Потом приехала милиция, составляли протокол… Свидетелей стали вызывать только после похорон…
Мысли у Алены путались, но спать не хотелось — просто сказывалась накопленная усталость. Да, уже под утро из кабинета Ковалевой они позвонили домой к Оболенской. Чтобы Алена тоже слышала разговор, Нина Евгеньевна включила телефон на селекторную связь, и то, что они узнали, стало еще одной загадкой.
Заспанный голос произнес вялое «алле».
— Простите, с вами говорят из театра, где работала Елена Николаевна. Вы ее соседка?
— Соседка, — голос заметно оживился. — А почему работала? Ее что, уволили? За опоздания, наверное? Так ее сейчас нет. Она нарядилась вчера и ушла на юбилей.
— Простите, а ее внук?
— И внук пошел с ней… Он вообще-то здесь не живет. Он где-то в общаге… Подождите… Я что-то в толк не возьму. Он же звонил, уж поздно было. Сказал, чтобы бабке передали — приедет, как договаривались, через две недели. А в театр, мол, на вахту не дозвонился — никто трубку не берет. Я спросила, чего сам-то мало там побыл, а он говорит, что у него самолет…

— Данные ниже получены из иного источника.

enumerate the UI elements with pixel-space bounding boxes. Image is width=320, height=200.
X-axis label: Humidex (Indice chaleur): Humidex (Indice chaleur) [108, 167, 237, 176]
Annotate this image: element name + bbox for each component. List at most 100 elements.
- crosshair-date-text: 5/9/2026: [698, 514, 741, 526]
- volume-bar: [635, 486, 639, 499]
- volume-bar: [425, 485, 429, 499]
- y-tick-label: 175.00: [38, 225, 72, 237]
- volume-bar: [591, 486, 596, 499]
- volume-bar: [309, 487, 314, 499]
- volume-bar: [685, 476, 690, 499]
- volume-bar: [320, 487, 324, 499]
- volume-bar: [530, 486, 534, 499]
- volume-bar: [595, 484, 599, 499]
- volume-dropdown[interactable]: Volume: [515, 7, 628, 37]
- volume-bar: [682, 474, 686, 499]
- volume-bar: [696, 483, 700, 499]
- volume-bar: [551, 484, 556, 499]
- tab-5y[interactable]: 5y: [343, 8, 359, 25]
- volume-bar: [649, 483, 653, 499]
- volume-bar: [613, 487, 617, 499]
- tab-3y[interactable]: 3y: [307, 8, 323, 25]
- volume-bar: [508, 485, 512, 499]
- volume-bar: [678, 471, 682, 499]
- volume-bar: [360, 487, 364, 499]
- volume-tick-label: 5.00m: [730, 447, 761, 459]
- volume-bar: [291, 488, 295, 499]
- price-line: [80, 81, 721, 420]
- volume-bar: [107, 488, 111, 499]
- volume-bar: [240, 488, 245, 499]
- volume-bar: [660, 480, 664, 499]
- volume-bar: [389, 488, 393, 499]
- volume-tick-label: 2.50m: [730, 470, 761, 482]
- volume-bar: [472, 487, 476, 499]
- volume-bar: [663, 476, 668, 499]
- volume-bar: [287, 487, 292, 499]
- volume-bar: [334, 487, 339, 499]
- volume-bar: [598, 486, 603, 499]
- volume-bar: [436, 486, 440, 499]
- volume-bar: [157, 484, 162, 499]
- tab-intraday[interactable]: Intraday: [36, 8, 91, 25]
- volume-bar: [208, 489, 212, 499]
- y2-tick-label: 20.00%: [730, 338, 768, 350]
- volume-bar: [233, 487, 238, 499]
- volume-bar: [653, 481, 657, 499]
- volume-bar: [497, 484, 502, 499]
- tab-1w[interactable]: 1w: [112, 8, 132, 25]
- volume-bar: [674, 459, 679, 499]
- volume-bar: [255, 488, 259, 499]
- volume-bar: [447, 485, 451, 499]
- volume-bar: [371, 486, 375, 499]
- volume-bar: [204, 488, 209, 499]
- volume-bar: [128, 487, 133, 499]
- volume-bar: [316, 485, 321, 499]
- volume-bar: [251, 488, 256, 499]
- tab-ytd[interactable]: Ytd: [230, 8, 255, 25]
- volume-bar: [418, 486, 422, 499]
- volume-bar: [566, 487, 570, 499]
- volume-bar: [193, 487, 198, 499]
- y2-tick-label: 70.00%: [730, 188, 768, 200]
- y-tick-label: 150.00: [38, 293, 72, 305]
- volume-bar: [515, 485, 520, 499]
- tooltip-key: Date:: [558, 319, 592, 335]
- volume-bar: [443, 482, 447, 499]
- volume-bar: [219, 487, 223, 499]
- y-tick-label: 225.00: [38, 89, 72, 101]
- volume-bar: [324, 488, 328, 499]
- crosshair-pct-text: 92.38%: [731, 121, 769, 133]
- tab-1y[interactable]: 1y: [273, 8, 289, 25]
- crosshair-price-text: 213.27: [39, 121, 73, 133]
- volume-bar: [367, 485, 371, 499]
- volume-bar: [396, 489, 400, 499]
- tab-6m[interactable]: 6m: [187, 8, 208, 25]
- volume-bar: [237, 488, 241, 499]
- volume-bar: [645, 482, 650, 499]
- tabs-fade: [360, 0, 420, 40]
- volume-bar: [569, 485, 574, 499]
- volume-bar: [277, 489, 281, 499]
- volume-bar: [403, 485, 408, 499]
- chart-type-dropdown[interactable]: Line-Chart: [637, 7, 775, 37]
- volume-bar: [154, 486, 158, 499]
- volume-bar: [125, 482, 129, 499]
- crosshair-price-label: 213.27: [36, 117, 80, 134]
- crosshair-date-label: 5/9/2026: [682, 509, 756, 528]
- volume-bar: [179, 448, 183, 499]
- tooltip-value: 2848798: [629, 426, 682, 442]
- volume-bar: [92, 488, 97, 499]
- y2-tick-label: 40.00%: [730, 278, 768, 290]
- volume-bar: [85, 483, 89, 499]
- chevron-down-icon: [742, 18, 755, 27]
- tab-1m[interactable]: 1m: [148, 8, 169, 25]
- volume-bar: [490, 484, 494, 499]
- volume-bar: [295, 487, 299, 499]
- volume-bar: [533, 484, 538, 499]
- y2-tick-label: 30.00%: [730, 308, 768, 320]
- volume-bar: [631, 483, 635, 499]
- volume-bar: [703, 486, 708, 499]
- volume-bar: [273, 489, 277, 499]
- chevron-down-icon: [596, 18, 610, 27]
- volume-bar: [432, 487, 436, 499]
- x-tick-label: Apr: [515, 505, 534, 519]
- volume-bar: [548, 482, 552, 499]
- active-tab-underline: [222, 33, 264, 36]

— А вы случайно не знаете, где он учится? Общежитие-то от какого института?
— Мне это ни к чему. Случилось что?
— Да, случилось. Как вас зовут, простите?
— Татьяна Семеновна.
— Елены Николаевны больше нет. Она умерла, Татьяна Семеновна.
Соседка часто-часто задышала и проговорила задыхающимся голосом:
— Ах ты, беда какая… Так внуку-то радовалась! Это Шишкины извели, на их совести…
Когда Ковалева положила трубку, Алена спросила:
— Какие еще Шишкины? Может, это имеет отношение к убийству?